LLM profitability has a massive problem

This is not a financial deep dive, that’s been better covered elsewhere by more qualified individuals.

What I want to talk about is the race that these companies have against local hardware and free / open-weight models.

My argument is that we’re in the short window of time where a closed-weight model can be profitable, and that’s rapidly coming to an end. Open weight models have started to become “good enough” at more and more tasks, and the frontier labs are being forced to push into harder, more niche tasks.

A token’s price is effectively: (energy cost of inference) + (profit margin of hardware owner) + (profit margin of model creator)

When the open-weight model becomes available that matches the performance of the frontier closed-weight model, the closed weight model’s value drops to zero.

In a perfectly efficient market, a token of equivelant quality being sold for just (cost of energy + hardware owner’s profit), means that the closed-weight model needs to either remove their own profit to compete or accept significantly less volume.

Thus, the frontier labs must either:

Produce a token of quality X that’s much cheaper to produce (and thus capture volume)
Produce a token of quality X that’s much higher value to consumers

Open-weight models have been consistently 2-3 months behind the closed-weight models. That’s not a lot of time considering the cost to develop a model.

So far, the frontier labs have not been able to compete well on price for lower quality tokens. Which makes sense: smaller models are cheaper to produce, and thus they don’t have a moat of money keeping the playing field tilted in their favor.

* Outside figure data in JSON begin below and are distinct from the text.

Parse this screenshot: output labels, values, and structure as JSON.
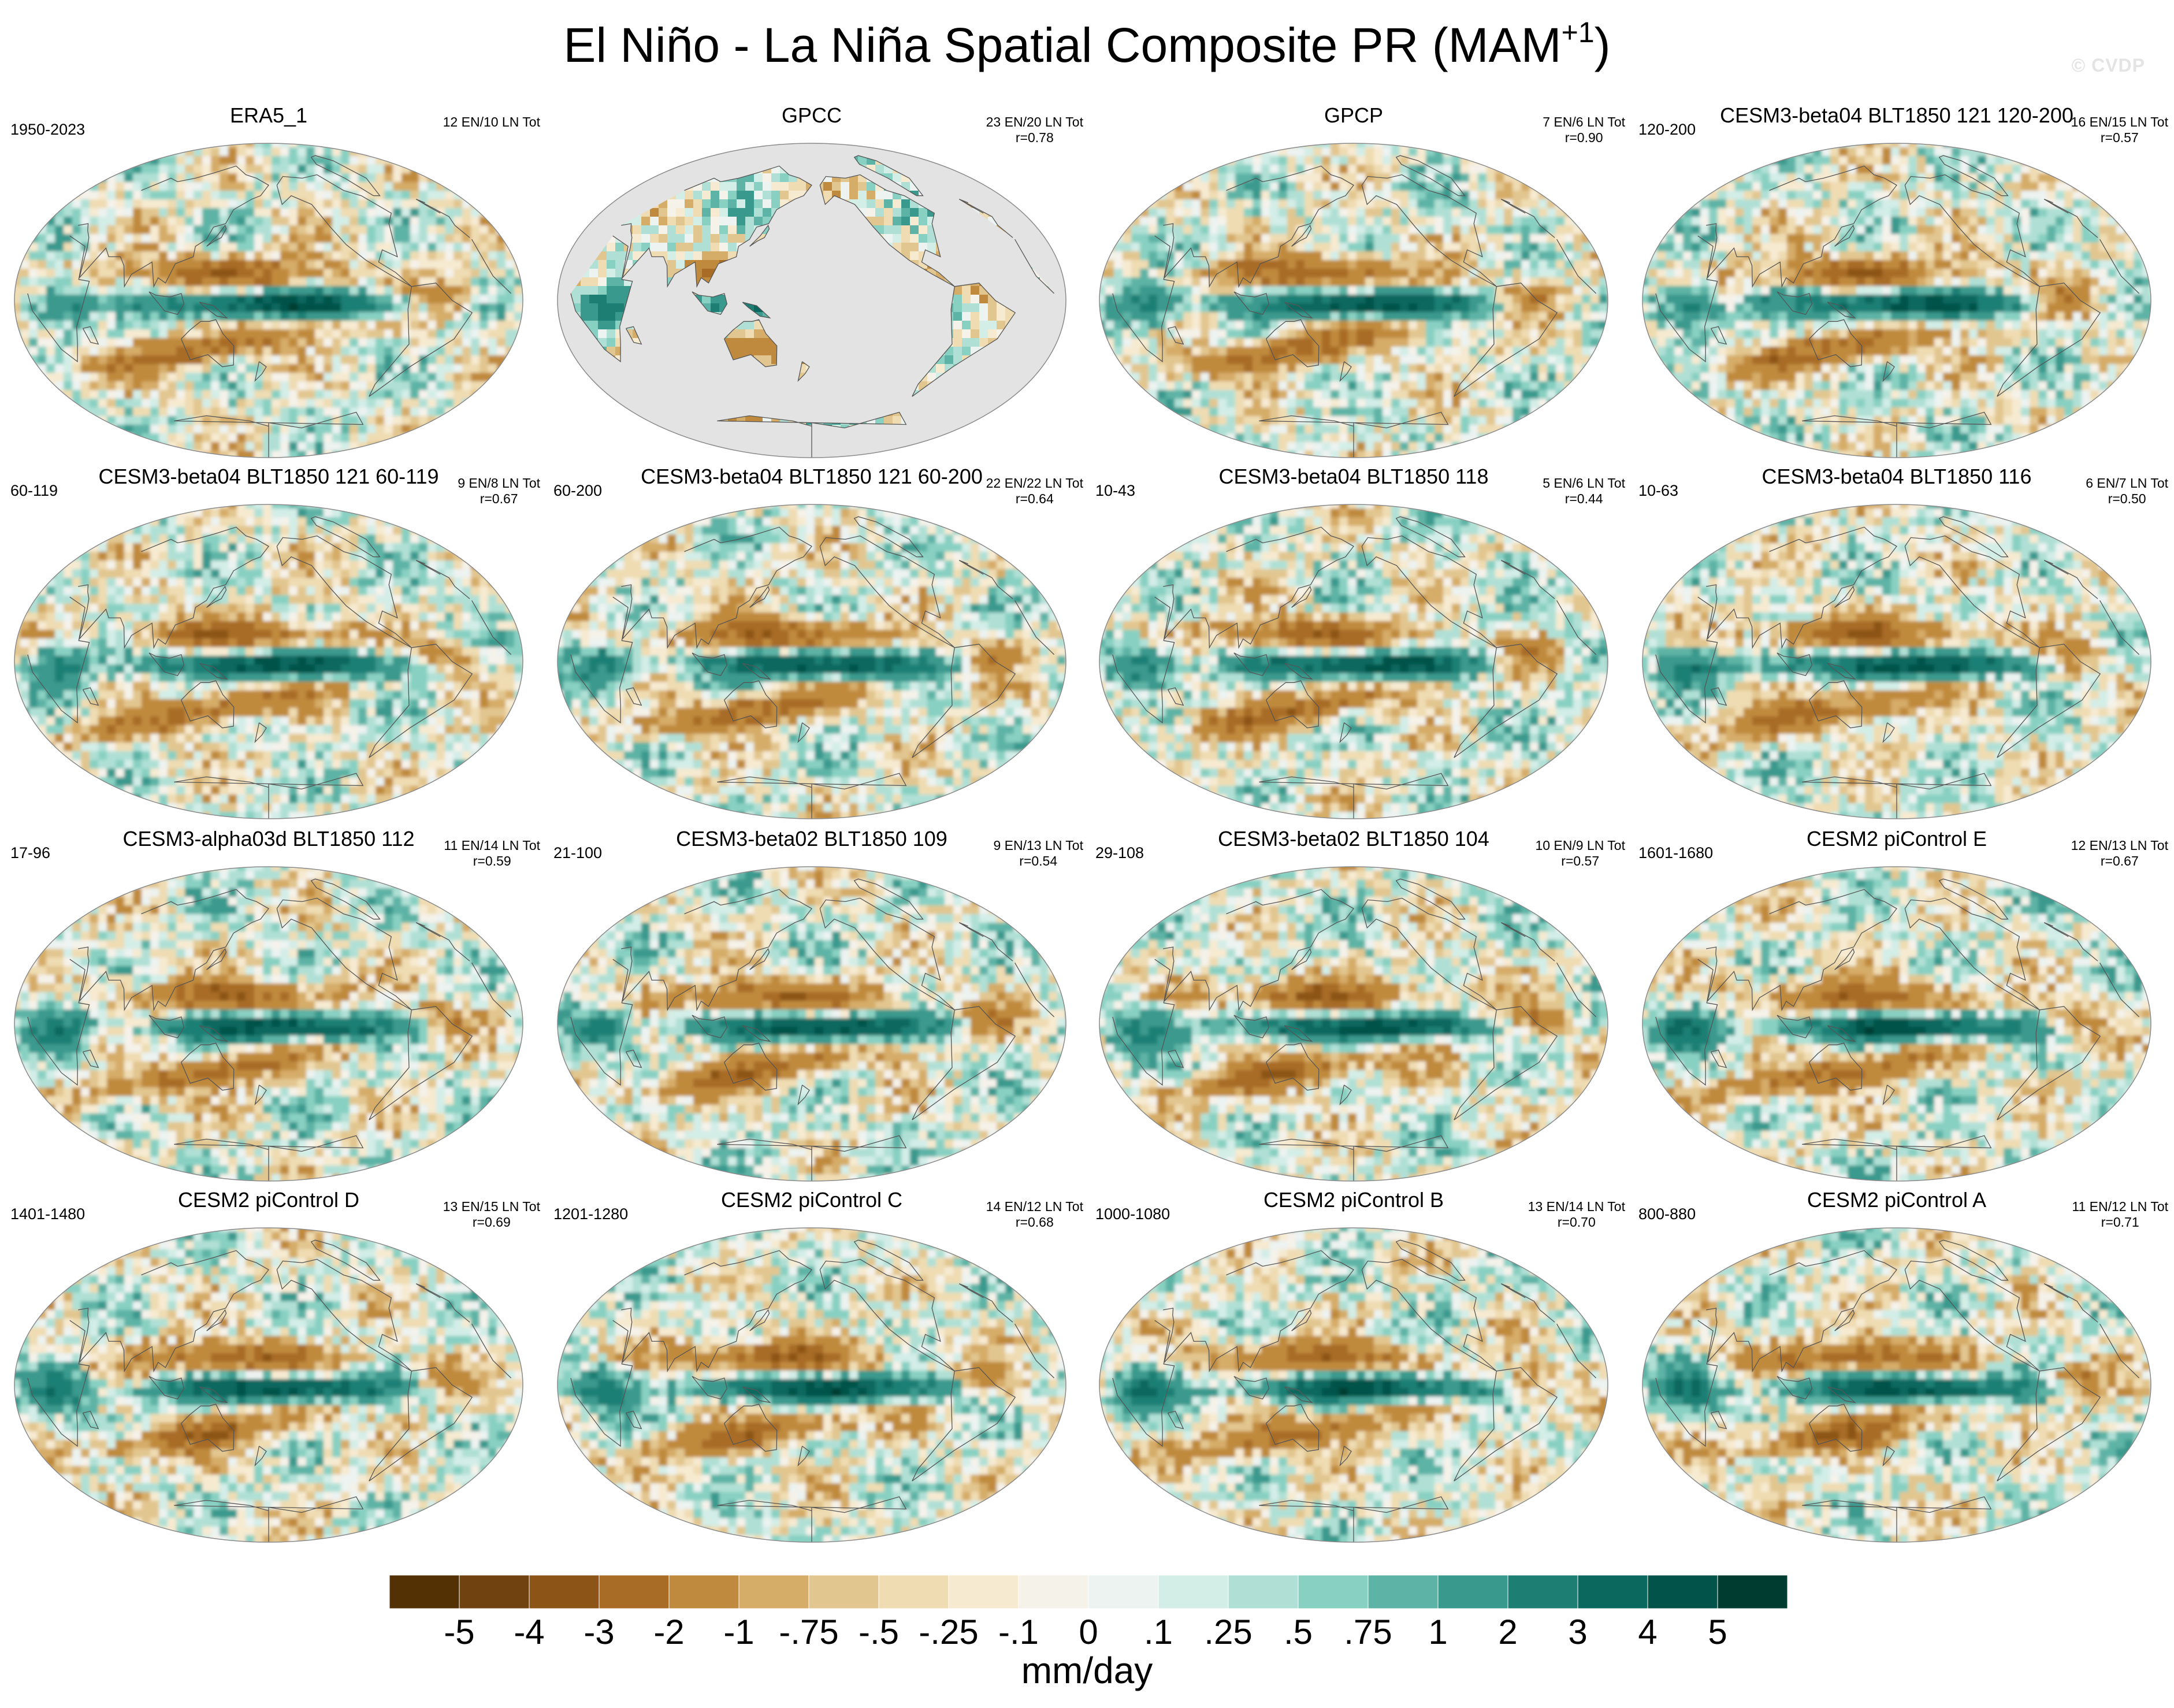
{
  "title": {
    "main": "El Niño - La Niña Spatial Composite PR (MAM",
    "superscript": "+1",
    "close": ")"
  },
  "watermark": "© CVDP",
  "panels": [
    {
      "title": "ERA5_1",
      "period": "1950-2023",
      "counts": "12 EN/10 LN Tot",
      "corr": "",
      "masked_ocean": false
    },
    {
      "title": "GPCC",
      "period": "",
      "counts": "23 EN/20 LN Tot",
      "corr": "r=0.78",
      "masked_ocean": true
    },
    {
      "title": "GPCP",
      "period": "",
      "counts": "7 EN/6 LN Tot",
      "corr": "r=0.90",
      "masked_ocean": false
    },
    {
      "title": "CESM3-beta04 BLT1850 121 120-200",
      "period": "120-200",
      "counts": "16 EN/15 LN Tot",
      "corr": "r=0.57",
      "masked_ocean": false
    },
    {
      "title": "CESM3-beta04 BLT1850 121 60-119",
      "period": "60-119",
      "counts": "9 EN/8 LN Tot",
      "corr": "r=0.67",
      "masked_ocean": false
    },
    {
      "title": "CESM3-beta04 BLT1850 121 60-200",
      "period": "60-200",
      "counts": "22 EN/22 LN Tot",
      "corr": "r=0.64",
      "masked_ocean": false
    },
    {
      "title": "CESM3-beta04 BLT1850 118",
      "period": "10-43",
      "counts": "5 EN/6 LN Tot",
      "corr": "r=0.44",
      "masked_ocean": false
    },
    {
      "title": "CESM3-beta04 BLT1850 116",
      "period": "10-63",
      "counts": "6 EN/7 LN Tot",
      "corr": "r=0.50",
      "masked_ocean": false
    },
    {
      "title": "CESM3-alpha03d BLT1850 112",
      "period": "17-96",
      "counts": "11 EN/14 LN Tot",
      "corr": "r=0.59",
      "masked_ocean": false
    },
    {
      "title": "CESM3-beta02 BLT1850 109",
      "period": "21-100",
      "counts": "9 EN/13 LN Tot",
      "corr": "r=0.54",
      "masked_ocean": false
    },
    {
      "title": "CESM3-beta02 BLT1850 104",
      "period": "29-108",
      "counts": "10 EN/9 LN Tot",
      "corr": "r=0.57",
      "masked_ocean": false
    },
    {
      "title": "CESM2 piControl E",
      "period": "1601-1680",
      "counts": "12 EN/13 LN Tot",
      "corr": "r=0.67",
      "masked_ocean": false
    },
    {
      "title": "CESM2 piControl D",
      "period": "1401-1480",
      "counts": "13 EN/15 LN Tot",
      "corr": "r=0.69",
      "masked_ocean": false
    },
    {
      "title": "CESM2 piControl C",
      "period": "1201-1280",
      "counts": "14 EN/12 LN Tot",
      "corr": "r=0.68",
      "masked_ocean": false
    },
    {
      "title": "CESM2 piControl B",
      "period": "1000-1080",
      "counts": "13 EN/14 LN Tot",
      "corr": "r=0.70",
      "masked_ocean": false
    },
    {
      "title": "CESM2 piControl A",
      "period": "800-880",
      "counts": "11 EN/12 LN Tot",
      "corr": "r=0.71",
      "masked_ocean": false
    }
  ],
  "colorbar": {
    "units": "mm/day",
    "labels": [
      "-5",
      "-4",
      "-3",
      "-2",
      "-1",
      "-.75",
      "-.5",
      "-.25",
      "-.1",
      "0",
      ".1",
      ".25",
      ".5",
      ".75",
      "1",
      "2",
      "3",
      "4",
      "5"
    ],
    "colors": [
      "#543005",
      "#6f420f",
      "#8c5417",
      "#a86c26",
      "#c08a3e",
      "#d5ac68",
      "#e2c68f",
      "#efdcb2",
      "#f6ead1",
      "#f5f2ea",
      "#ecf3f1",
      "#d3ede7",
      "#b0e0d5",
      "#88d0c2",
      "#5db3a5",
      "#3a998d",
      "#1d7f74",
      "#0b685f",
      "#02534a",
      "#003c30"
    ]
  },
  "colors": {
    "continent_outline": "#555555",
    "globe_border": "#8a8a8a",
    "masked_fill": "#e3e3e3"
  }
}
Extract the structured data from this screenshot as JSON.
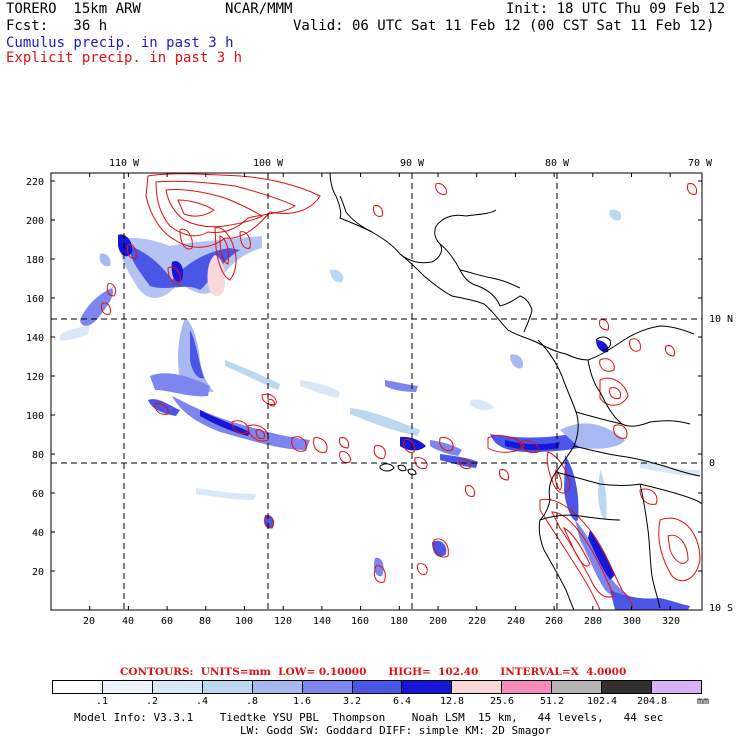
{
  "header": {
    "model": "TORERO  15km ARW",
    "org": "NCAR/MMM",
    "init": "Init: 18 UTC Thu 09 Feb 12",
    "fcst": "Fcst:   36 h",
    "valid": "Valid: 06 UTC Sat 11 Feb 12 (00 CST Sat 11 Feb 12)",
    "cumulus": "Cumulus precip. in past 3 h",
    "explicit": "Explicit precip. in past 3 h"
  },
  "axes": {
    "lon_labels": [
      "110 W",
      "100 W",
      "90 W",
      "80 W",
      "70 W"
    ],
    "lat_labels": [
      "10 N",
      "0",
      "10 S"
    ],
    "x_ticks": [
      "20",
      "40",
      "60",
      "80",
      "100",
      "120",
      "140",
      "160",
      "180",
      "200",
      "220",
      "240",
      "260",
      "280",
      "300",
      "320"
    ],
    "y_ticks": [
      "20",
      "40",
      "60",
      "80",
      "100",
      "120",
      "140",
      "160",
      "180",
      "200",
      "220"
    ]
  },
  "contours": {
    "label": "CONTOURS:",
    "units": "UNITS=mm",
    "low": "LOW= 0.10000",
    "high": "HIGH=  102.40",
    "interval": "INTERVAL=X  4.0000"
  },
  "colorbar": {
    "colors": [
      "#ffffff",
      "#eef4fb",
      "#d8e8f6",
      "#bcd8f0",
      "#a8b8f0",
      "#7d86ee",
      "#4b55e6",
      "#1616d8",
      "#f8d8d8",
      "#f48cbc",
      "#b4b4b4",
      "#303030",
      "#d8b0f8"
    ],
    "ticks": [
      ".1",
      ".2",
      ".4",
      ".8",
      "1.6",
      "3.2",
      "6.4",
      "12.8",
      "25.6",
      "51.2",
      "102.4",
      "204.8"
    ],
    "unit": "mm"
  },
  "footer": {
    "line1": "Model Info: V3.3.1    Tiedtke YSU PBL  Thompson    Noah LSM  15 km,   44 levels,   44 sec",
    "line2": "LW: Godd SW: Goddard DIFF: simple KM: 2D Smagor"
  }
}
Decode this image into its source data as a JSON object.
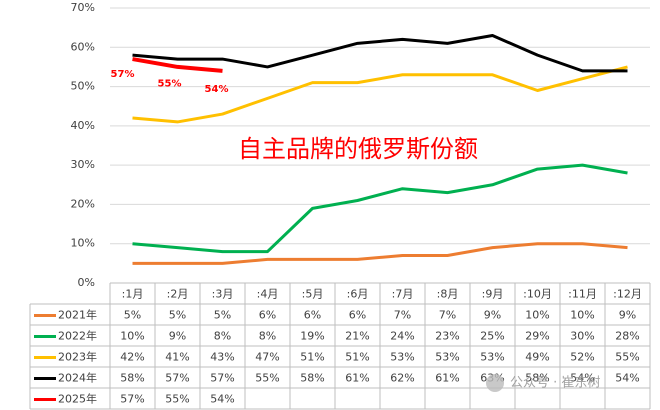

They have instead been chasing quality of their tokens.

With this approach however, they are implicitly expecting that there’s infinite work that needs to be done at higher and higher levels.

Looking at software engineering, we need a lot of junior engineers, less senior engineers, even less principal engineers, and so on.

As these models get better, they are climbing the ranks, but displacing fewer dollars of salary.

A team likely has one principal engineer, who gets paid (at FAANG) 500k / yr, 5-8 junior engineers (300k), and 1-2 seniors (400k).

All ballpark numbers, but that means there was 2.4M dollars to replace at the junior level, there’s only 800k at senior, and just the 500k at principal.

The model needed to replace a principal engineer is more expensive to develop, by orders of magnitude, while simultaneously having less demand.

Effectively, frontier labs are getting squeezed out on both ends, and their window during which they can show profit is rapidly shrinking. More and more companies are realizing they can use open-weight models to achieve 90% of what Opus does at 10% of the cost.

Once the bottom lines are looked at closely, I don’t see the closed-weight business model surviving very long (as a stand alone company). Google and Microsoft may continue developing models as it gives their other products a boost. But, Anthropic’s biggest issue will justifying why they need to keep developing models when people just want their harnesses.